Homework
Purpose of Homeworks (In Order of Importance)
They are an extension of instruction: they represent applications of principles covered in class to astrophysical systems.
They offer practice in solving problems. As such they constitute preparation for exams.
They earn you credit towards the final grade for the course (25% of the grade depends on the homeworks).
General Rules and Regulations
To receive credit for a homework, it must be turned in on time. There are no extensions to the homework deadline, since solutions are distributed at the deadline, nor can homeworks be made up.
While working on homeworks you can exchange ideas with your classmates (brainstorm/strategize). However, you should figure out the details and write out the solutions on your own. See also the section of the syllabus on assessed work.
In some assignments that involve writing code to analyze data and make plots you will be asked to work with a partner. For those assignments turn in only one set of solutions per team (both partners will get the same score).
Specific Instructions on Homework and Exam Solutions and Presentation
To get full credit for your solutions to homework and exam problems, you must follow the instructions below.
Always solve problems algebraically (without inserting numbers) to the maximum extent possible. Derive final formulae and insert numbers only at the very end. There are many good reasons for doing so:
It is very instructive and it allows you you to see how different physical effects come into play in the problem (this is a major goal of this course).
It reduces number crunching (which is more prone to error and more difficult to check).
It increases the probability of earning partial credit, if you do not solve the problem correctly, because it makes the method easier to follow.
Carry the units around in all your numerical calculations. They provide a sanity check and can help you spot mistakes. And do not forget to attach units on your final answers. Use appropriate and sensible units in your answers. For example, express long time scales in years instead of seconds and large masses in solar masses instead of grams.
Always present the solutions to integrals and differential equations that you encounter. If you do not know how to solve them, you can look up the solution and reproduce it; do not just quote an answer. The only exception are integrals that are discussed and solved in class and/or whose solutions are included in the formula sheet or in the problem itself.
Use the data (physical and astronomical constants) from the data sheets in the course packet. These are in the units and conventions followed in this course. They are also at the appropriate precision.
Whenever you draw information from the course packet, give a precise citation, including figure or table number and page. For example, do not say "according to the course packet, the core of this star is convective;" instead say "according to figure 36 on page 29 of the course packet , the core of this star is convective."
Your solutions should be complete, clear, well organized, and neat:
Write neatly and spread out the text and equations.
Write text to explain your logic and the steps of the calculation.
Show all the details of your work. Do not skip any steps.
Use proper, conventional scientific notation.

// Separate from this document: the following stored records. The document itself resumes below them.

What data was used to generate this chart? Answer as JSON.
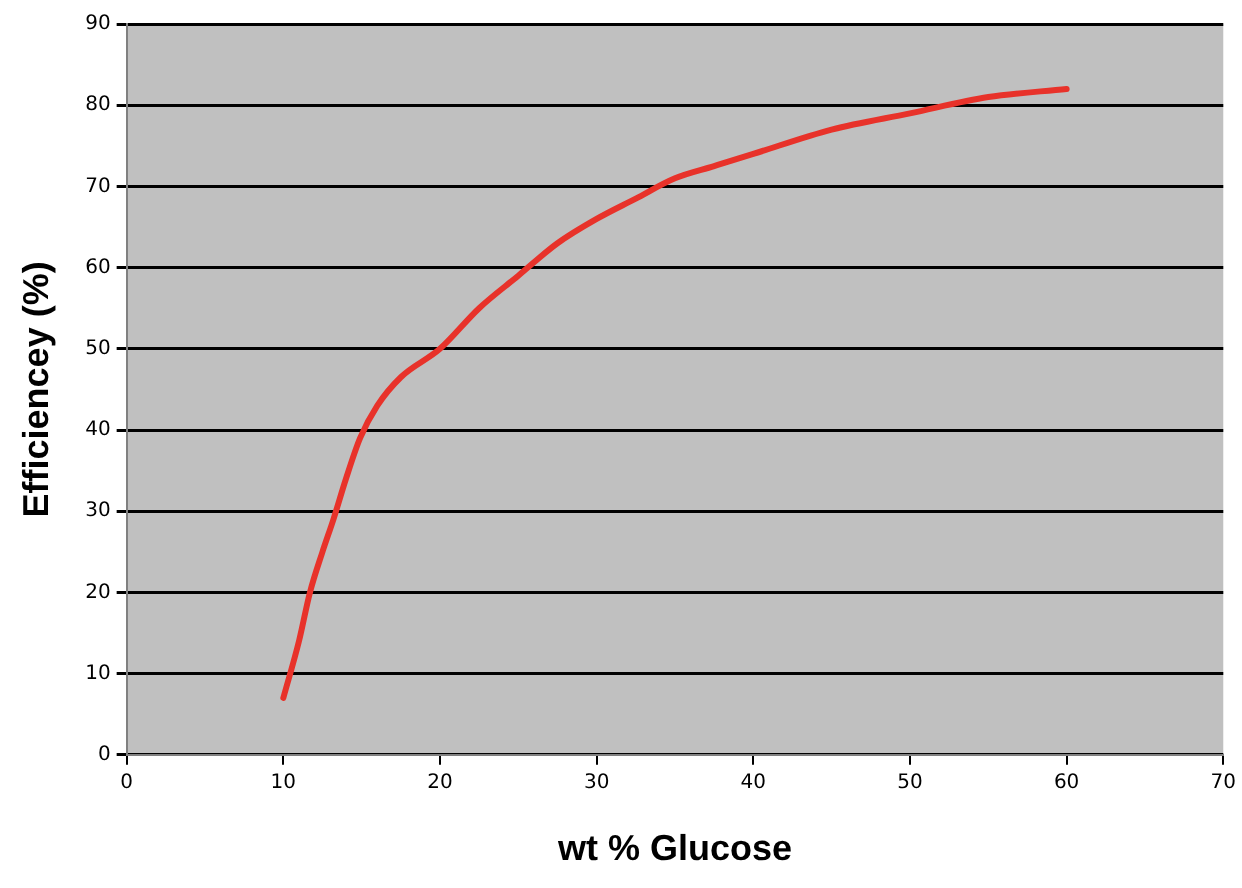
{
  "chart_data": {
    "type": "line",
    "xlabel": "wt % Glucose",
    "ylabel": "Efficiencey (%)",
    "x": [
      10,
      11,
      11.7,
      12.5,
      13.2,
      14,
      14.9,
      16,
      17.5,
      20,
      22.5,
      25,
      27.5,
      30,
      32.5,
      35,
      37.5,
      40,
      45,
      50,
      55,
      60
    ],
    "series": [
      {
        "color": "#e8322a",
        "values": [
          7,
          14,
          20,
          25,
          29,
          34,
          39,
          43,
          46.5,
          50,
          55,
          59,
          63,
          66,
          68.5,
          71,
          72.5,
          74,
          77,
          79,
          81,
          82
        ]
      }
    ],
    "xlim": [
      0,
      70
    ],
    "xticks": [
      0,
      10,
      20,
      30,
      40,
      50,
      60,
      70
    ],
    "ylim": [
      0,
      90
    ],
    "yticks": [
      0,
      10,
      20,
      30,
      40,
      50,
      60,
      70,
      80,
      90
    ],
    "grid": "y",
    "legend": false,
    "marker": "none",
    "line_style": "solid"
  }
}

You are likely to loose points if your solutions are difficult to understand, if they are missing essential elements or steps, if they do not follow the instructions given (in the syllabus and problem), or if the answers are not expressed in the appropriate form, format, or convention. It always pays to read the problem carefully and follow the instructions therein.
Some Advice
Start working on assignments early! Some of the problems require a lot of thought and/or consultation with the instructor (by design). Be ready to come to office hours with your questions. If you wait until the day before the assignment is due you will not have enough time to do a good job and you may miss the chance to go to office hours.
Study the lecture material carefully before attempting the problems. Attempting the homework problems "cold" is inefficient and defeats the purpose of the homeworks.
Read questions carefully and understand what you are asked to do. Then, answer the questions completely (do not leave parts out).
Think critically about the answers you get at every step and ask yourselves if they make sense. This is a very important part of the exercise because (a) it helps you catch mistakes that are sometimes subtle and (b) it makes you take a step back and look at the solution critically and test your general understanding of what is going on.
When carrying out numerical calculations keep at least 4 significant figures until you get a final answer. This improves the accuracy of your calculation and protects from round-off errors and other numerical traps. Truncate the number at the end so that you do not give a false sense of precision.
In the same spirit as above, do not convert decimals into fractions because it misleads the reader about the precision. For example, if you get a numerical answer that is very close to 3.5, do not write it as 7/2. This is particularly important for exponents.
It is extremely useful to do the problems, even if you miss the deadline because of reasons listed in the first section of this handout.
When you get the official solutions for the homeworks, study them carefully even if you got the answer right. They may show you a different way of approaching the problem that what you came up with and they may add to your understanding of the physical system that is the topic of the problem.